There is persuasive research evidence about the importance of stimulating classroom talk, including student-to-student talk. The teacher’s role in such talk is to coach, support, and encourage; to prompt for relational thinking that includes analogies, alternative hypotheses, and elaborative clarification.* Students have higher cognitive engagement and increased learning when instruction includes opportunities for them to ask questions, evaluate each other’s contributions, and construct their own meaning.**
Interestingly, students are more likely to use a sentence frame that has been introduced by a peer rather than a teacher. When a student says something like, “What do you think, ________?” or “I (dis)agree with ____,” the use of these phrases escalates as the discussion continues. Researchers call this the “snowball effect.” Student talk gets bigger and bigger.***
To harness this power, teachers can reduce the time students work alone, increase the time they work with each other, and prompt for the specific types of thinking and talking described above.

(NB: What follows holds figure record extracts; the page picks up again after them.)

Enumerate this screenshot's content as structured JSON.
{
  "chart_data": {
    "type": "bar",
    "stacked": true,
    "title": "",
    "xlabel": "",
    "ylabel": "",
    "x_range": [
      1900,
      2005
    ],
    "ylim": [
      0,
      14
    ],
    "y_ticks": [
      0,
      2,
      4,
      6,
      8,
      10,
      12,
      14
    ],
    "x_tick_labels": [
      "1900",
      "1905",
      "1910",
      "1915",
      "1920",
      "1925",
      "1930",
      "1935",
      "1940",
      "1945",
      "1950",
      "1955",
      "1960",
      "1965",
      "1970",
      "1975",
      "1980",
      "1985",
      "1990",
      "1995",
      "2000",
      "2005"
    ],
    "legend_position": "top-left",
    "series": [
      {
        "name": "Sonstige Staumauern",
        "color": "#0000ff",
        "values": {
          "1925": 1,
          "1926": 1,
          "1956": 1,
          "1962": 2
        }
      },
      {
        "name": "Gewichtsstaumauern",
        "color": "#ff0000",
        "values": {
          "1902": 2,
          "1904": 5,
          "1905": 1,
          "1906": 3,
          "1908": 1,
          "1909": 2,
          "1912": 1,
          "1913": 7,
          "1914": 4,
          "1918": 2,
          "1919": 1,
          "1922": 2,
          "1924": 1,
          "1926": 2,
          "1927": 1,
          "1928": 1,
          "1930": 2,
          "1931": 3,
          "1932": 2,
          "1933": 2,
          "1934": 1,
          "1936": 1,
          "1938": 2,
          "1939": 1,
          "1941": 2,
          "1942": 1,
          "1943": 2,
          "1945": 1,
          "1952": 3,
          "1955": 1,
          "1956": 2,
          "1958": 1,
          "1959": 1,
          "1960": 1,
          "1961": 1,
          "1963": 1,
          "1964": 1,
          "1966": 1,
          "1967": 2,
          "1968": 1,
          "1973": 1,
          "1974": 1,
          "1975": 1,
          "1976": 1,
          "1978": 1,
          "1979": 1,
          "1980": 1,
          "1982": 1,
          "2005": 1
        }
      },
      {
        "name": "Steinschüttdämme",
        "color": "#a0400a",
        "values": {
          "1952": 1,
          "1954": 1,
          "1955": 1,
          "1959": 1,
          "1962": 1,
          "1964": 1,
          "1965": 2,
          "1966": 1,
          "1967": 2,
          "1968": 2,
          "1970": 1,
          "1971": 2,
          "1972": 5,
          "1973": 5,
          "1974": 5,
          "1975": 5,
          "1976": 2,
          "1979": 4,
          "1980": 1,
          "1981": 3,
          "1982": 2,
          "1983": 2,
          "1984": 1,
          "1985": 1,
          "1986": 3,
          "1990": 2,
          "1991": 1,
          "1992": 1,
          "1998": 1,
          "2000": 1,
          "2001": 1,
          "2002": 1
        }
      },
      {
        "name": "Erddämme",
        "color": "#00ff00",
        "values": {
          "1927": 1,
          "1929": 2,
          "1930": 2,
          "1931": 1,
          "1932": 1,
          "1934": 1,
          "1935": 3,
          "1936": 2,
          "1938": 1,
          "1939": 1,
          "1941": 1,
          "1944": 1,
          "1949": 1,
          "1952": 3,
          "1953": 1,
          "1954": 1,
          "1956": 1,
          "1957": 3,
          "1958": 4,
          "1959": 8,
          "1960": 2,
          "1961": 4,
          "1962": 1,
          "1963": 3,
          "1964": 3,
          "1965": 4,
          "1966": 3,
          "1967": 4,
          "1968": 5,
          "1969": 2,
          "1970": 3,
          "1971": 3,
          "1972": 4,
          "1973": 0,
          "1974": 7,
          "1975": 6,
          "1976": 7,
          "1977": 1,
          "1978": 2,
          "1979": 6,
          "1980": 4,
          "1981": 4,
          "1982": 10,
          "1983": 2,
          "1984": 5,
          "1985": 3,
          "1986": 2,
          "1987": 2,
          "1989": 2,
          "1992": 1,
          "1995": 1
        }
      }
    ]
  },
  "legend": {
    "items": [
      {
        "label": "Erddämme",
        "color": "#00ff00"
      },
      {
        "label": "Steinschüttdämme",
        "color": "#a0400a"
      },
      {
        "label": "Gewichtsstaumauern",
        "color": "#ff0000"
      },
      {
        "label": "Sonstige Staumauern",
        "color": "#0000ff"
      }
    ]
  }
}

In your classroom, school, or district, is there an emphasis on student-to-student talk? What are you doing to make it happen more? This kind of talk time is so good for students! It is also good for grown-up learners!
Now that you’ve thought about increasing student-to-student talk in the classroom, let’s think about increasing peer-to-peer talk among educators, including PLC meetings and coaching conversations. Is there an emphasis on peer-to-peer talk in your school or district? Review the bolded recommendations above. What are you doing to make these things happen during collegial conversations?
Although the research cited above deals with student talk, I feel confident the impact would be mirrored if educators’ talk were studied. Let’s talk about talk! In the classroom or the PLC room, learning increases when it floats on a sea of talk.
**Alexander, R. (2008). Towards Dialogic Teaching: Rethinking Classroom Talk (4th ed.). Dialogos UK Ltd.